Doch nicht die Poesie, sondern die Historie beschäftigte Schiller in Weimar. Die Sorge um die bürgerliche Existenz war unabweisbar; schon bald hegte er Heiratspläne. Die »Geschichte des Abfalls der vereinigten Niederlande von der spanischen Regierung« brachte ihm durch die Vermittlung Goethes eine außerplanmäßige und schlecht besoldete Professur in Jena ein. Noch 1790 spielte er mit der Aussicht, »der erste Geschichtschreiber in Deutschland« zu werden. Am 26. und 27. Mai 1789 hielt er in Jena seine Antrittsvorlesung: »Was heißt und zu welchem Ende studiert man Universalgeschichte?« Der philosophische Kopf, so die Botschaft, hat teil an der Universalgeschichte der Menschheit, ist ihr Subjekt, übernimmt das »reiche Vermächtnis von Wahrheit, Sittlichkeit und Freiheit«, führt die Fortschrittsgeschichte des Menschengeschlechts aus. Wie fügt sich diesem Konzept die Kunst und die Poesie ein? Das Programm, dem sich Schiller in der Folge verschrieb, entfaltet das große Gedicht »Die Künstler« (1789): »Nur durch das Morgentor des Schönen / Drangst du in der Erkenntnis Land.« Der Mensch ist das Wesen, das Kunst hat und erst durch Kunst wahrhaft Mensch wird. Diese kulturstiftende Kraft des Schönen verfolgt das Gedicht durch die Geschichte, bis aus der Führerin die Zielgestalt, die Vollenderin wird. Besser kann man die Kunst und den Künstler nicht legitimieren.
 
Im Frühjahr 1791 brach die schwere Krankheit aus, die Schiller fortan zeichnete und ihn zum »kranken Klassiker« machte. Daneben waren es intellektuelle Herausforderungen, die ihn von der Dichtung fernhielten.
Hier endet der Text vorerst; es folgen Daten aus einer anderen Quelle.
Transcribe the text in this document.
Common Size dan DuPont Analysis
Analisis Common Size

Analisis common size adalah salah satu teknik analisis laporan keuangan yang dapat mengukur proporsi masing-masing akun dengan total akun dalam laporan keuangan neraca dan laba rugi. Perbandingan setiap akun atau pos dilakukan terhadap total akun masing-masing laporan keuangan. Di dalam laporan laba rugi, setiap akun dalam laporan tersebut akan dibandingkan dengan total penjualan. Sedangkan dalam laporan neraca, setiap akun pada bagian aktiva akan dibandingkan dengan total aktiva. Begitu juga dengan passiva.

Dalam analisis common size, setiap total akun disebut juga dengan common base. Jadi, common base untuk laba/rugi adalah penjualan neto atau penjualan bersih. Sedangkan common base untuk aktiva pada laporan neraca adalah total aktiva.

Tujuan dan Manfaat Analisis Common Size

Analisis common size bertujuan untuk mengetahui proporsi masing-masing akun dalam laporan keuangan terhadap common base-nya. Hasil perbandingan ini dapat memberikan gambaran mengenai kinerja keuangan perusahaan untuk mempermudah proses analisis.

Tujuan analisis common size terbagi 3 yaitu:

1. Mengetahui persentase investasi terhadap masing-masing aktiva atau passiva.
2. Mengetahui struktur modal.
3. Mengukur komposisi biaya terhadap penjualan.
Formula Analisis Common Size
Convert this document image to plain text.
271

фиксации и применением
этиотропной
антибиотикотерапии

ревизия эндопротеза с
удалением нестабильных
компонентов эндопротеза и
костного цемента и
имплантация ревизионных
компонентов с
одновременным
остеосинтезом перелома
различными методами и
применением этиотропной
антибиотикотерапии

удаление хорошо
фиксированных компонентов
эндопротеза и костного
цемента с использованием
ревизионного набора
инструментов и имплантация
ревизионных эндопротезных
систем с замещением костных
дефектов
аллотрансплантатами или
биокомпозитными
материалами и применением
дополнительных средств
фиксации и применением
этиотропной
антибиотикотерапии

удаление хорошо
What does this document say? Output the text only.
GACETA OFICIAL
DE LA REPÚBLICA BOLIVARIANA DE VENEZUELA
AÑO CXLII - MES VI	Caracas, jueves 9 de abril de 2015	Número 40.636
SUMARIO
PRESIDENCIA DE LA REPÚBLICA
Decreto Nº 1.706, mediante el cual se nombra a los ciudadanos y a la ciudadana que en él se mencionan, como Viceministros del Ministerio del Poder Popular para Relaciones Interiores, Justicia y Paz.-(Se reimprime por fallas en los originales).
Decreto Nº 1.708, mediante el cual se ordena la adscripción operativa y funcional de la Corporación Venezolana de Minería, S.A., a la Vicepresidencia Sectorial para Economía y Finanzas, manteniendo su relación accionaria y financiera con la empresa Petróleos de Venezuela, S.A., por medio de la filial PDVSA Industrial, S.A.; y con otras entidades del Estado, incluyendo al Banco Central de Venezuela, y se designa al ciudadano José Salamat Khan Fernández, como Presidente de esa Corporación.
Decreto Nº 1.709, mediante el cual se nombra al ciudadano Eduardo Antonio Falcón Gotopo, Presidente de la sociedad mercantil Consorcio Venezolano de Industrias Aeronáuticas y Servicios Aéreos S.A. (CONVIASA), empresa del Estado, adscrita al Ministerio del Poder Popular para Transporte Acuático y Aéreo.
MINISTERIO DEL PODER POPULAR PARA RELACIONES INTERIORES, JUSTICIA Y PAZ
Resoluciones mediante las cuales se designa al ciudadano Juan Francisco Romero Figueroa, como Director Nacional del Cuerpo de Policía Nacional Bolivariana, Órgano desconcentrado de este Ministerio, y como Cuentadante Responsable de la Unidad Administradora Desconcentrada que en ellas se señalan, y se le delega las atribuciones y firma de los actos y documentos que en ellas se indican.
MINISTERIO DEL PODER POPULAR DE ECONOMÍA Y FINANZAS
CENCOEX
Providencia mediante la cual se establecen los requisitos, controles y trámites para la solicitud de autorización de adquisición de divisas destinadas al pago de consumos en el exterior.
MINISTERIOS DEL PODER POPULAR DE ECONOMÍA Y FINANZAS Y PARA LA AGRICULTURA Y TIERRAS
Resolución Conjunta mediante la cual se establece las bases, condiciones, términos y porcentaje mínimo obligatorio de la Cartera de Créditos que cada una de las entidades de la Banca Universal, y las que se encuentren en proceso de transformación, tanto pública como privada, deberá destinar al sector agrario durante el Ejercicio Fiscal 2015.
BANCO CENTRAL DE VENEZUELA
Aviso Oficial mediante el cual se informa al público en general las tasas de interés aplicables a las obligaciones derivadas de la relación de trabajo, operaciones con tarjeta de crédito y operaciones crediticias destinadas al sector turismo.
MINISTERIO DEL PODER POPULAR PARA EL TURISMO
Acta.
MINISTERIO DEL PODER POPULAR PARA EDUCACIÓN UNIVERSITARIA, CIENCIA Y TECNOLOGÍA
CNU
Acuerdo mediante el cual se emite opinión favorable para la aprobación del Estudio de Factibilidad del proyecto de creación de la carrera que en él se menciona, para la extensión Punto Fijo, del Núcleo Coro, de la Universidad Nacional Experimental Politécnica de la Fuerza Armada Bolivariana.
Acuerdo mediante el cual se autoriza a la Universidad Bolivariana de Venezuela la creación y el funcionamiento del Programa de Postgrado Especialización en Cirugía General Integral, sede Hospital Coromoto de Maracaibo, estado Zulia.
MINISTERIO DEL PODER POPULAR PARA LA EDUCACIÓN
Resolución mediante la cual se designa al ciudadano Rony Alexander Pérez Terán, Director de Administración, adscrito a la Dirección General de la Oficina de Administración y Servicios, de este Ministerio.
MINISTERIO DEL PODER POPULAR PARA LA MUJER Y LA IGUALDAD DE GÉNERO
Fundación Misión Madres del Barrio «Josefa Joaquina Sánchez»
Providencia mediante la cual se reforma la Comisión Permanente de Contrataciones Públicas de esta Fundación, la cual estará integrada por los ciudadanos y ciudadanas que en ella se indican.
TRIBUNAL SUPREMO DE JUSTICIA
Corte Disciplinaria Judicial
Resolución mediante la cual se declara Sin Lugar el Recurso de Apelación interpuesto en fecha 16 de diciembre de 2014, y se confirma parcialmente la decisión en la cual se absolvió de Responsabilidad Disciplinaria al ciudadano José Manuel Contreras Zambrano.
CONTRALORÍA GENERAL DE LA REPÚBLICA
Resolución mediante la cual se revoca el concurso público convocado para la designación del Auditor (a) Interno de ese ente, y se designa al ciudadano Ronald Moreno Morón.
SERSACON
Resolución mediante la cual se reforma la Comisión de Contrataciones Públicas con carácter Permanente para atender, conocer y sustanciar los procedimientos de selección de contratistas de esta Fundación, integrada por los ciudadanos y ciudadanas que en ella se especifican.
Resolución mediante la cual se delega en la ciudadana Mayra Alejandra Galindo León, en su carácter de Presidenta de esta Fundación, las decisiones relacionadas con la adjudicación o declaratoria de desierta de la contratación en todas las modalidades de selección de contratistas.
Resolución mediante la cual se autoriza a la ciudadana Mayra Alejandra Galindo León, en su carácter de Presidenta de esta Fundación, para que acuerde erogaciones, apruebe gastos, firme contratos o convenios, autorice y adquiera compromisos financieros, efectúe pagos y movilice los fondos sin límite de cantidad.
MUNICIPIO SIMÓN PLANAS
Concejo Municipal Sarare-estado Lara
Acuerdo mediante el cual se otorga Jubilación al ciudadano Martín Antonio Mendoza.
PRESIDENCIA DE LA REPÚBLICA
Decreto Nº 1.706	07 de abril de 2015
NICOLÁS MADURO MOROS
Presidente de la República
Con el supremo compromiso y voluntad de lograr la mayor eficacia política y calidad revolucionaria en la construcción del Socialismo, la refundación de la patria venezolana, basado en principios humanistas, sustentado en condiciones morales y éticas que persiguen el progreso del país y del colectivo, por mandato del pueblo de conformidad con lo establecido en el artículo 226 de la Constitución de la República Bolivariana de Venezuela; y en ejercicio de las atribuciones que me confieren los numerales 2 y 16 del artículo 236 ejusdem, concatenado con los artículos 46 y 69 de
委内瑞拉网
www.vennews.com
Die wohl größte stellte Kants Philosophie dar, wie sie in Jena die Köpfe beherrschte. Auf allen Gebieten trieb man jetzt Elementarphilosophie. So wollte auch Schiller für sich eine »Geistesrevolution«, wollte »die wirksamste aller Triebfedern des menschlichen Geistes, die seelenbildende Kunst, zum Rang einer philosophischen Wissenschaft« erheben. Er kämpft gegen die Rangminderung an, die Kant dem ästhetischen Urteil zumutet, indem er es »ein bloßes subjektives Spiel der Einbildungskraft« nennt. Dagegen erklärt er: »Auch die Schönheit, dünkt mir, muss wie die Wahrheit und das Recht auf ewigen Fundamenten ruhn«. Und schon bald glaubt er, in den »Kallias«-Briefen, den »objectiven Begriff des Schönen. .., an welchem Kant verzweifelt«, gefunden zu haben. Der »Ritter« der Ästhetik wollte Kant überbieten. Sein Interesse war nicht so sehr transzendentalphilosophisch wie anthropologisch. Schillers Ästhetik ist Freiheitsphilosophie im Zeichen des »ganzen Menschen«. Schon die erste große Abhandlung »Über Anmut und Würde« stößt sich deshalb an Kants unerbittlichem Pflichtbegriff. Im Ideal der »schönen Seele« sieht Schiller die Harmonie von »Sinnlichkeit und Vernunft«, von »Pflicht und Neigung«; »Grazie« ist ihr Ausdruck in der Erscheinung. An dieser Harmonie stiftenden, die Doppelnatur des Menschen ausgleichenden Kraft orientiert Schiller seine Philosophie des Schönen. Sie entwirft das utopische Ideal des Menschseins. Ihr zur Seite und mit ihr in Konkurrenz tritt freilich - wie zur »Anmut« die »Würde« - eine Ästhetik und Anthropologie des Erhabenen, die die Freiheit des Geistes gerade im Kampf mit Sinnenwelt und Sinnlichkeit behauptet und dabei die Entzweiung des Menschen nicht aufhebt, sondern sogar noch verschärft: »Die Schönheit ist für ein glückliches Geschlecht, aber ein unglückliches muss man erhaben zu rühren suchen.« Der Tragiker Schiller schlug diesen Weg ein. Von seiner Geistesstatur her war er von Anfang an Idealist. Die Krankheit mochte ihn darin bestärkt haben.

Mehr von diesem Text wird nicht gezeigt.